Department of Molecular Biology, Ariel University, Ariel 40700, Israel.
Azrieli Faculty of Medicine, Bar Ilan University, Safed 52900, Israel.
Molecules. 2022 Jan 19;27(3):636. doi: 10.3390/molecules27030636.

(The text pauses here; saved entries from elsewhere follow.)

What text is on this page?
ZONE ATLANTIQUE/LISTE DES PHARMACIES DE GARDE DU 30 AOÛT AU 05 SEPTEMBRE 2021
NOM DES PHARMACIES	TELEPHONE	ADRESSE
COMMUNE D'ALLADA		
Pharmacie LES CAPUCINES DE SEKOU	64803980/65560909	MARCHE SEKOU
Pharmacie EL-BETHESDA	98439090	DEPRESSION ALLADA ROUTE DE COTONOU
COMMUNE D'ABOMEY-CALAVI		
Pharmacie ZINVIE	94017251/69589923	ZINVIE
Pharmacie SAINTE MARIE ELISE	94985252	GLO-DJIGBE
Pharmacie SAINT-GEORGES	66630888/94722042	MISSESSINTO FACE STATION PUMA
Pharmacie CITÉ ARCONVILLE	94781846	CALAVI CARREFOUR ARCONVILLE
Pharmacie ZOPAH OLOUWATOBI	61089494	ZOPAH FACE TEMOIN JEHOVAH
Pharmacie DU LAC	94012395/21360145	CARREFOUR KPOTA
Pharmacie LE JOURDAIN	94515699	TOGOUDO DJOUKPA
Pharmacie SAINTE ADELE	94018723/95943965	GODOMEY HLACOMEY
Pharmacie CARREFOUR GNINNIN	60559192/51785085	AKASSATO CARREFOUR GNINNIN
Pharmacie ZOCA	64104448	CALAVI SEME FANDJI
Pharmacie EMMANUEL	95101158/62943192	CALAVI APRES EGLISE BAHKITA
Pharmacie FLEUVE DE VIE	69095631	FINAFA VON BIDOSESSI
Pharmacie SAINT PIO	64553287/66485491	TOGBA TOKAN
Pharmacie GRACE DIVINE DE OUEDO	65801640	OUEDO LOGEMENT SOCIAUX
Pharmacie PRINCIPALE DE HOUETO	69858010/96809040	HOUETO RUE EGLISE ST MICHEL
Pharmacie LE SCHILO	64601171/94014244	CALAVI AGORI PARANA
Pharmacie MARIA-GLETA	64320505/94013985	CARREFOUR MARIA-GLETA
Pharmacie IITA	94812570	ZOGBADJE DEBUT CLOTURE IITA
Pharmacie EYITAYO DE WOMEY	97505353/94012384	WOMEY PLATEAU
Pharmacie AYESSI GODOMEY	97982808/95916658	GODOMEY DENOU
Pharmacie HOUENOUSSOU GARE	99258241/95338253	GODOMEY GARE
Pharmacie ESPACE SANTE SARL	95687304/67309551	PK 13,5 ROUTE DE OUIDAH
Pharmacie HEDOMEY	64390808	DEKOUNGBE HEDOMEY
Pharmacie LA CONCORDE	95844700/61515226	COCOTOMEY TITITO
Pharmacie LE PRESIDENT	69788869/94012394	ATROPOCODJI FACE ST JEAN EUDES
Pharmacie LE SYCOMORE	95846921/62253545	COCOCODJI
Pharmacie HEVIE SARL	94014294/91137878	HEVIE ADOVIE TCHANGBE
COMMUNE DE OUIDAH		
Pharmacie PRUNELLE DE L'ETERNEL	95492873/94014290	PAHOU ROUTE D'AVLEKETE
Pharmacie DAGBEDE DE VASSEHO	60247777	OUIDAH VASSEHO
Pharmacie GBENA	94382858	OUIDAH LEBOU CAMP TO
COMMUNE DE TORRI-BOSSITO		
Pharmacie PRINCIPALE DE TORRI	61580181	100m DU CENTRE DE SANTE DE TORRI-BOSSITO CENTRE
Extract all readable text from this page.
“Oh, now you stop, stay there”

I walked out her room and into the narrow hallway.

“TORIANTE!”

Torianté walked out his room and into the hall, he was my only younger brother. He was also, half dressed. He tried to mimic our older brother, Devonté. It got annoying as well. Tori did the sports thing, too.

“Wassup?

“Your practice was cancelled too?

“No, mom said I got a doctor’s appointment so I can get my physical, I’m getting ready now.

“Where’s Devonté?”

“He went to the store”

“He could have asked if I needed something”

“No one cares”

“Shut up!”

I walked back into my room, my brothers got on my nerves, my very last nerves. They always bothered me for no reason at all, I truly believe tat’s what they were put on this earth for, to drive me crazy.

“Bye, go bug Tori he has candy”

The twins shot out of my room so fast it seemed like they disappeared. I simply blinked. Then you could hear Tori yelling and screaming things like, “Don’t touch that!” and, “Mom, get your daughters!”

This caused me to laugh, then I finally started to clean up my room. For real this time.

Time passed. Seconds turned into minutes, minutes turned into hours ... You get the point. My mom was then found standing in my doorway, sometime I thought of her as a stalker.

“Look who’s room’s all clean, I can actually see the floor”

DNA-damaging chemotherapy agents such as cisplatin have been the first line of treatment for cancer for decades. While chemotherapy can be very effective, its long-term success is often reduced by intrinsic and acquired drug resistance, accompanied by chemotherapy-resistant secondary malignancies. Although the mechanisms causing drug resistance are quite distinct, they are directly connected to mutagenic translesion synthesis (TLS). The TLS pathway promotes DNA damage tolerance by supporting both replication opposite to a lesion and inaccurate single-strand gap filling. Interestingly, inhibiting TLS reduces both cisplatin resistance and secondary tumor formation. Therefore, TLS targeting is a promising strategy for improving chemotherapy. MAD2L2 (i.e., Rev7) is a central protein in TLS. It is an essential component of the TLS polymerase zeta (ζ), and it forms a regulatory complex with Rev1 polymerase. Here we present the discovery of two small molecules, c#2 and c#3, that directly bind both in vitro and in vivo to MAD2L2 and influence its activity. Both molecules sensitize lung cancer cell lines to cisplatin, disrupt the formation of the MAD2L2-Rev1 complex and increase DNA damage, hence underlining their potential as lead compounds for developing novel TLS inhibitors for improving chemotherapy treatments.
数十年来,DNA 损伤化疗药物(如顺铂)一直是癌症的一线治疗药物。虽然化疗可能非常有效,但由于内在和获得性耐药性,其长期疗效往往会降低,同时还伴有化疗耐药性的继发性恶性肿瘤。尽管导致耐药性的机制截然不同,但它们与诱变跨损伤合成(TLS)直接相关。TLS 途径通过支持与损伤相对的复制和不准确的单链间隙填充来促进 DNA 损伤容忍。有趣的是,抑制 TLS 可降低顺铂耐药性和继发性肿瘤形成。因此,TLS 靶向是提高化疗效果的有前途的策略。MAD2L2(即 Rev7)是 TLS 中的核心蛋白。它是 TLS 聚合酶 ζ 的必需组成部分,并与 Rev1 聚合酶形成调节复合物。在这里,我们发现了两种小分子 c#2 和 c#3,它们可直接在体外和体内与 MAD2L2 结合并影响其活性。这两种分子均能使肺癌细胞系对顺铂敏感,破坏 MAD2L2-Rev1 复合物的形成并增加 DNA 损伤,因此它们具有作为开发新型 TLS 抑制剂以改善化疗治疗的潜在先导化合物的潜力。